Christa: I’m sure there are plenty of books that made me laugh out loud as a child but the first distinct memory of not being able to stop myself from laughing in public was when I read Running with Scissors by Augusten Burroughs. The bizarre and unexpected things that had happened to him and the humorous way he spoke about them was like nothing I had ever read before. He talked about dark or taboo subjects in a frank and honest way, while still managing to put a comedic spin on it. I just couldn’t help but chuckle along. To this day it is one of my all time favourite books. 

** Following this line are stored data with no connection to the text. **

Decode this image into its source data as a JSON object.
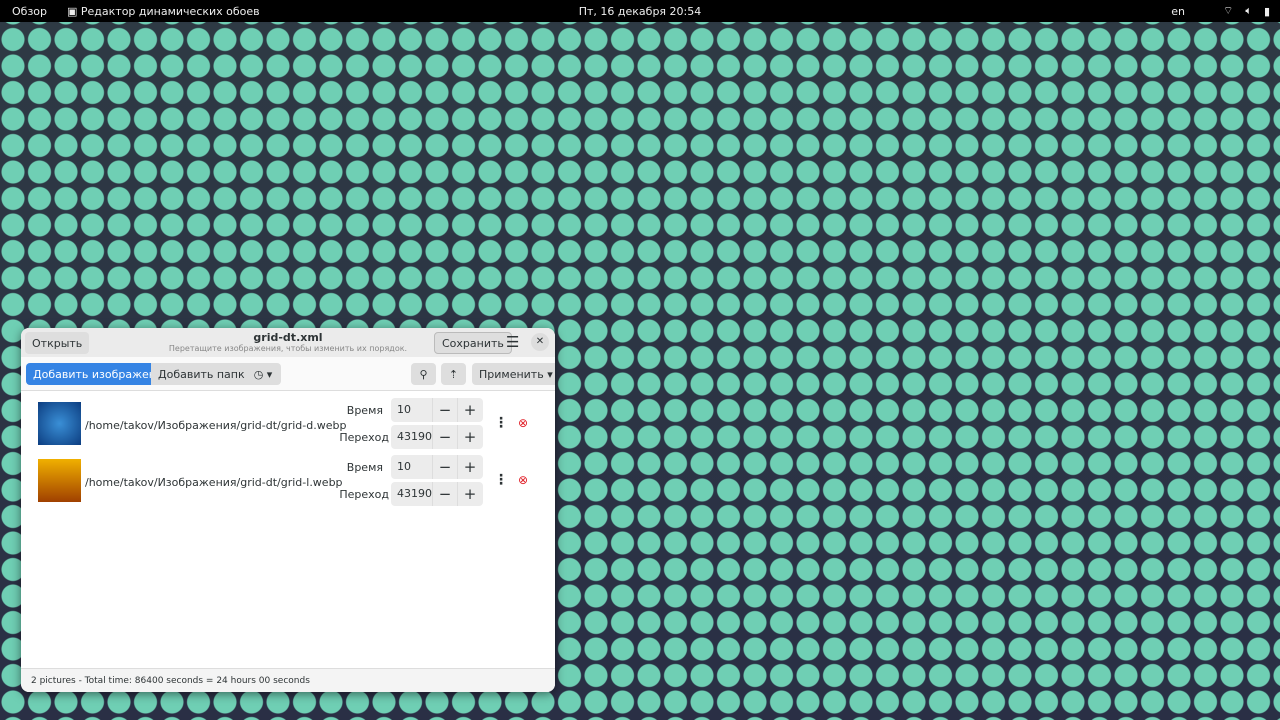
{
  "topbar": {
    "overview": "Обзор",
    "app": "Редактор динамических обоев",
    "datetime": "Пт, 16 декабря  20:54",
    "lang": "en"
  },
  "window": {
    "open": "Открыть",
    "title": "grid-dt.xml",
    "subtitle": "Перетащите изображения, чтобы изменить их порядок.",
    "save": "Сохранить",
    "add_images": "Добавить изображения",
    "add_folder": "Добавить папку",
    "apply": "Применить",
    "items": [
      {
        "path": "/home/takov/Изображения/grid-dt/grid-d.webp",
        "time_label": "Время",
        "time": "10",
        "trans_label": "Переход",
        "trans": "43190",
        "thumb": "blue"
      },
      {
        "path": "/home/takov/Изображения/grid-dt/grid-l.webp",
        "time_label": "Время",
        "time": "10",
        "trans_label": "Переход",
        "trans": "43190",
        "thumb": "orange"
      }
    ],
    "status": "2 pictures - Total time: 86400 seconds = 24 hours 00 seconds"
  },
  "colors": {
    "accent": "#3584e4",
    "delete": "#e01b24"
  }
}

Let's Pretend this Never Happened, Jenny Lawson, Penguin, 2014Then along came Jenny Lawson and Let’s Pretend this Never Happened. My “chuckles” while reading Running With Scissors seemed like nothing when I started reading this truly wacky memoir. It made me howl with laughter…on the subway in Toronto…during rush hour. Needless to say there were a few raised eyebrows and confused stares pointed my way.

I can think of quite a few novels that I found genuinely funny, but it’s almost exclusively been memoirs that have left me unable to control my laughter.  Probably because I know there’s a real person attached to those stories, making it even easier to imagine it happening in the real world.